According to him, the electricity company loses millions of cedis annually as a result of power theft.
He mentioned that two out of every three prepaid meter has been tampered with, thus consumers are not paying the right tariffs.
He was speaking in relation to a nationwide anti-power theft/ electricity bill collection exercise which has seen both private and public institutions being disconnected for failure to pay their tariffs.
Speaking on JoyNews’ PM Express, he explained that this is part of effort to retrieve monies owed the electricity company.
“For every 10 customers, five of them are post-paid the other five are prepaid. With the five prepaid, three of them are legit, they haven’t tampered with their meter, two have tampered with their meter so they’re not paying what they’re supposed to be paying.
“They’re consumers alright, they’re on my record but they’re not paying the right tariff because they’ve either bypassed the meter or they’ve tampered with the meter. Let’s not forget we’ve discovered places where when the person was even building the house he had planned. So he’s built the pipers in the wall, so those things are so difficult to see with the naked eye,” he said.

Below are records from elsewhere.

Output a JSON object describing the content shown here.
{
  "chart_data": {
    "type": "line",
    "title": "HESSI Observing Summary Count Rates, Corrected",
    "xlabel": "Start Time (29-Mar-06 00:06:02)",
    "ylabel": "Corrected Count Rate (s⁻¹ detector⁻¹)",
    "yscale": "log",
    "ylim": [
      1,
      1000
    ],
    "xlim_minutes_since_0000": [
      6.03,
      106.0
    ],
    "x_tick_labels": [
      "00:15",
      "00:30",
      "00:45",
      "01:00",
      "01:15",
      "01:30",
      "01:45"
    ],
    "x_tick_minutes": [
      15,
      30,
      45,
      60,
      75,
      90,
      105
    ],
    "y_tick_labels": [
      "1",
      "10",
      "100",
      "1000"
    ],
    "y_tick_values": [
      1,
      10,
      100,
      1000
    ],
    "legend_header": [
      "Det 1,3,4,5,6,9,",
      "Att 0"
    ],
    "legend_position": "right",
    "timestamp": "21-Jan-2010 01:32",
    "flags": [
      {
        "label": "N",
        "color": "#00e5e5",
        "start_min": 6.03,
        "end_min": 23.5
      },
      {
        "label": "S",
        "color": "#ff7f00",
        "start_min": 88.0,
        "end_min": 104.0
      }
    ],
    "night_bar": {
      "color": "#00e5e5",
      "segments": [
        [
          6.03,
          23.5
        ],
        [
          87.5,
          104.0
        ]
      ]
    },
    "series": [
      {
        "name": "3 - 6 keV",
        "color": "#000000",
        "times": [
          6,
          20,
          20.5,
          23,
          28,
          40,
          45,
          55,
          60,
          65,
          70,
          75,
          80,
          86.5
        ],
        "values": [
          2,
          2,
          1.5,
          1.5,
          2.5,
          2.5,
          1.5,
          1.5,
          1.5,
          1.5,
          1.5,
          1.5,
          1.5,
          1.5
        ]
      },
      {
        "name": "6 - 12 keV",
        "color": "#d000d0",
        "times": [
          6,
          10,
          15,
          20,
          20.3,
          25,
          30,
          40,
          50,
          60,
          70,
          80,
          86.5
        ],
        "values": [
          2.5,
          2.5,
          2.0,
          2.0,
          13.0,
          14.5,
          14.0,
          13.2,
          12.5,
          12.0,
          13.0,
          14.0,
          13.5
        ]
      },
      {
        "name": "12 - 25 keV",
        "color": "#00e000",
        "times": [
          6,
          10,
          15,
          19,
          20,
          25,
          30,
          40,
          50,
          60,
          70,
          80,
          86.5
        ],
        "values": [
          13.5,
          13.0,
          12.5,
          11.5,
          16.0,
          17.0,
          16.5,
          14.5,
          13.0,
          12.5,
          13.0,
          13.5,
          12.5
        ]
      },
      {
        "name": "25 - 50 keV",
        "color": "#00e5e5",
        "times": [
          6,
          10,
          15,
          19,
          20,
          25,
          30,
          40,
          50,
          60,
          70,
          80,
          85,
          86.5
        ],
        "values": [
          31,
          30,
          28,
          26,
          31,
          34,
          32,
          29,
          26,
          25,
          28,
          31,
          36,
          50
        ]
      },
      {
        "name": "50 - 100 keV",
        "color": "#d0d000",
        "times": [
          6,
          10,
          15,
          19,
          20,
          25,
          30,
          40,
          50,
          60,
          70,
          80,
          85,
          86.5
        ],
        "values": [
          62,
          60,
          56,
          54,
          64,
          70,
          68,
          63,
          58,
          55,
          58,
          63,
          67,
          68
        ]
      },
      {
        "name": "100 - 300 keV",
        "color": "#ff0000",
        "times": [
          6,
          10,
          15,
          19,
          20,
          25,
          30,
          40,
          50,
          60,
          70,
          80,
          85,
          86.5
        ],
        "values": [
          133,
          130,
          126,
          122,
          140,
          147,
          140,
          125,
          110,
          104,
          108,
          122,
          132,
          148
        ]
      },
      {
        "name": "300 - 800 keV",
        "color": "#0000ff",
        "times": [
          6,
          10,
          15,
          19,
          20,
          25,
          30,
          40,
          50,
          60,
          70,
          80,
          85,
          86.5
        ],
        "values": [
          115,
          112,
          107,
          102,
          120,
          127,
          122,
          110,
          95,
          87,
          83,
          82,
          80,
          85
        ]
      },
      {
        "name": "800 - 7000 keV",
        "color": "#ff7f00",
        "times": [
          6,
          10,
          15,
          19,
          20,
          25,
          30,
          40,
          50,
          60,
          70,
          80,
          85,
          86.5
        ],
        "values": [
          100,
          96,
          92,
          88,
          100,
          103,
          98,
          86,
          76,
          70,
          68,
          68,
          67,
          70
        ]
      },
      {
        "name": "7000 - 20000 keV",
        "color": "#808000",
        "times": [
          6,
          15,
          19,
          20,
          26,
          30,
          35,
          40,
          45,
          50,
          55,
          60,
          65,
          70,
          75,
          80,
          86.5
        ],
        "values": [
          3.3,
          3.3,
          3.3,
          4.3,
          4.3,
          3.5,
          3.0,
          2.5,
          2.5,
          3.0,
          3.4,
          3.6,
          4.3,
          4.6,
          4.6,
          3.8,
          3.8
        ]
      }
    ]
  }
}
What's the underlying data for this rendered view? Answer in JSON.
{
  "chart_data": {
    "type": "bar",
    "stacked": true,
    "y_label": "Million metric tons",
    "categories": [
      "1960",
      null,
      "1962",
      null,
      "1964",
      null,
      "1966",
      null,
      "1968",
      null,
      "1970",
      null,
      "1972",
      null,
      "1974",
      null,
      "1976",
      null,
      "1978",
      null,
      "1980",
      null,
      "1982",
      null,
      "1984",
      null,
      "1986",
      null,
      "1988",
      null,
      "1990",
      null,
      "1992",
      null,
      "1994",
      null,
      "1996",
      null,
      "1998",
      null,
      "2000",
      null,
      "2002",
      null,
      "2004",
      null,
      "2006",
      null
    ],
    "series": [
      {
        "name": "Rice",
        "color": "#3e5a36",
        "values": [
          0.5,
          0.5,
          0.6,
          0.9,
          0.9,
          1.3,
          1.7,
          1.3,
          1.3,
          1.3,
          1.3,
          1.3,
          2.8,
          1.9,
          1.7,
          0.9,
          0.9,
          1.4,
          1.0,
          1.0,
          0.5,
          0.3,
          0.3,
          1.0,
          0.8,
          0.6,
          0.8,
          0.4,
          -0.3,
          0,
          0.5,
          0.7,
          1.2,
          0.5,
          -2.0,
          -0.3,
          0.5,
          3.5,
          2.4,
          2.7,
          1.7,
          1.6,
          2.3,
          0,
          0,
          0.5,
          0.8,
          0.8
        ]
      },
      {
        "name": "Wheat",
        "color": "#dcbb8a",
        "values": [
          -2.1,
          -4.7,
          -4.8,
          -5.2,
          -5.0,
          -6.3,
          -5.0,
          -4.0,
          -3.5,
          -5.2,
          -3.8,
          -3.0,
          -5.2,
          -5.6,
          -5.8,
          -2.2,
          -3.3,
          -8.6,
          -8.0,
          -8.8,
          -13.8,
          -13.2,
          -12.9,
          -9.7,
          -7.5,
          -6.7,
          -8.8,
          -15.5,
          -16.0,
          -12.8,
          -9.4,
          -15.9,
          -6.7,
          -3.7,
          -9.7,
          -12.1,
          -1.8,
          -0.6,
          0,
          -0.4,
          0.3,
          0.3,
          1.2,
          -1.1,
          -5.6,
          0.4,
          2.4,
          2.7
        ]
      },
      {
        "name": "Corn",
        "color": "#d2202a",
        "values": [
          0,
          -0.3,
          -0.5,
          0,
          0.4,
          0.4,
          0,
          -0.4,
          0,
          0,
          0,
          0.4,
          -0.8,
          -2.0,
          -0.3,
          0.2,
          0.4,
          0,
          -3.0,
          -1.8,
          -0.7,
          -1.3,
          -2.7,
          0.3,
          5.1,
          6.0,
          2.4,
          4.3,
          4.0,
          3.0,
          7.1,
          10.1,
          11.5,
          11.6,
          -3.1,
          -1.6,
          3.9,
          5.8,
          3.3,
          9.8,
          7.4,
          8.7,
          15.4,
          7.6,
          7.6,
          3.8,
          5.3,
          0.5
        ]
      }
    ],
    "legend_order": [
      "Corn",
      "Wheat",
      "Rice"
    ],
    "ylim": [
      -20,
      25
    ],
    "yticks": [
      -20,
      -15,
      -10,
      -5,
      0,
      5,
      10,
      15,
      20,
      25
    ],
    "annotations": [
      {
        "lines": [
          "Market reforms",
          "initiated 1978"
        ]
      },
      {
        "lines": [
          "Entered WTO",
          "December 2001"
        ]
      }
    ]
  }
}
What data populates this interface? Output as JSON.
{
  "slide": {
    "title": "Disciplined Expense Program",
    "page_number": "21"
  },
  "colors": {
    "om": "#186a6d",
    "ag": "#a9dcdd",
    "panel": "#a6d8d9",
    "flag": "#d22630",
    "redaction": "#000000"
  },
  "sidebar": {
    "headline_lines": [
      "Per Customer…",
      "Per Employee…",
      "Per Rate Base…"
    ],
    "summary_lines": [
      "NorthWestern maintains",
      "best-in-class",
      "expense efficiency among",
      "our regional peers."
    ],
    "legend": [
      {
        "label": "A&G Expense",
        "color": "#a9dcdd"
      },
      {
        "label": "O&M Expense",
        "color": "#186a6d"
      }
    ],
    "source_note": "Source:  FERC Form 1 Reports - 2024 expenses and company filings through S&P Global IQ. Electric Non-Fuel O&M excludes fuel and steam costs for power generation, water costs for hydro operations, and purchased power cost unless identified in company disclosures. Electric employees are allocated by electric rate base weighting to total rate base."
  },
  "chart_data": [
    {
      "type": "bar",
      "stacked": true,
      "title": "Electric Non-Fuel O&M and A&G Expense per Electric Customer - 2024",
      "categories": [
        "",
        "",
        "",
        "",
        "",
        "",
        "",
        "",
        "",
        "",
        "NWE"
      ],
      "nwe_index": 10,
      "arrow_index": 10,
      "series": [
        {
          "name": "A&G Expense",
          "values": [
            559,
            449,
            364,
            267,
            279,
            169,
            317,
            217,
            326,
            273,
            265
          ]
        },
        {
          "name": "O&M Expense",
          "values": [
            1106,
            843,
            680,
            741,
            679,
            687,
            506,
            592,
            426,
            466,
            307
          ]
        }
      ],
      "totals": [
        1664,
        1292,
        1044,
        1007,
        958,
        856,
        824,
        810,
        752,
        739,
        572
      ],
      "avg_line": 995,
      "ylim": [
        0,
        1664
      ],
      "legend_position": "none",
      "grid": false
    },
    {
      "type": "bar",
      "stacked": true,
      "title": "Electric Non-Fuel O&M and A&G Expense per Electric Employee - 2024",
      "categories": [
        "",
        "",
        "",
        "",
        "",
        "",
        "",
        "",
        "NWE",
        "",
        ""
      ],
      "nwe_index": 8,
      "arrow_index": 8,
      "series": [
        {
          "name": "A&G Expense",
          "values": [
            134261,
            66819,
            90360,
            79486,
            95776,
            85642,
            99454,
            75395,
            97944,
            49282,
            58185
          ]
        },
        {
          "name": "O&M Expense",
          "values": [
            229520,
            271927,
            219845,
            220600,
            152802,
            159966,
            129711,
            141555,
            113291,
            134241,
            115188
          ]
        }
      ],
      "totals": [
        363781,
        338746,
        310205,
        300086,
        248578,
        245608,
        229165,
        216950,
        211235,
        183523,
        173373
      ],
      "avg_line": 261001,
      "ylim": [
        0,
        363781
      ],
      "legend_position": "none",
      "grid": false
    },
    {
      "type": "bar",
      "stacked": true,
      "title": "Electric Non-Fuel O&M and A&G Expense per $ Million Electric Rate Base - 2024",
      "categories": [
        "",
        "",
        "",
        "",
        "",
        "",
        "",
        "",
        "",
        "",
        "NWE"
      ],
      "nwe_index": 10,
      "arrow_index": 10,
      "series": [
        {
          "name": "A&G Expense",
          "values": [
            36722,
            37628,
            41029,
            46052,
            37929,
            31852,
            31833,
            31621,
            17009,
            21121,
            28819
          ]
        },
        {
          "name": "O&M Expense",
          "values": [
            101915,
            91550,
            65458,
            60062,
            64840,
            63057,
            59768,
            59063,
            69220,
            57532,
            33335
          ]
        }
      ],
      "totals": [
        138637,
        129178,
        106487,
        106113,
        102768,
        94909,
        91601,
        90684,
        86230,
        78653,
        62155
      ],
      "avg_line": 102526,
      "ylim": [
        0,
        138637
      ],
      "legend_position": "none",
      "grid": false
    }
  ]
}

Speaking about the meters for the distribution transformers, he mentioned that it will enable them measure how much power has been consumed in a particular area, and how much power has been unaccounted for.
“But very soon, after we meter all the distribution transformers, we will know how much power has been put into a specific transformer within an area, so now we have to compare it to each meter and that will be done by an algorithm by the system so we’ll know which houses to speak to, because tariffs cannot go up and you ever since it is the same 300 that you’re buying. So you never go up? Now we have data so we’re just collating all of that,” he said.
He urged all Ghanaians to go settle their electricity bills in order to avoid any embarrassment from electricity tariff collectors.
“I’ll just entreat the good people of Ghana to do the right thing. We all don’t want to be embarrassed. We all want to make sure we’re paying for the right service so when we’re demanding quality service, we as ECG will not have any moral right not to give you the quality service,” he said.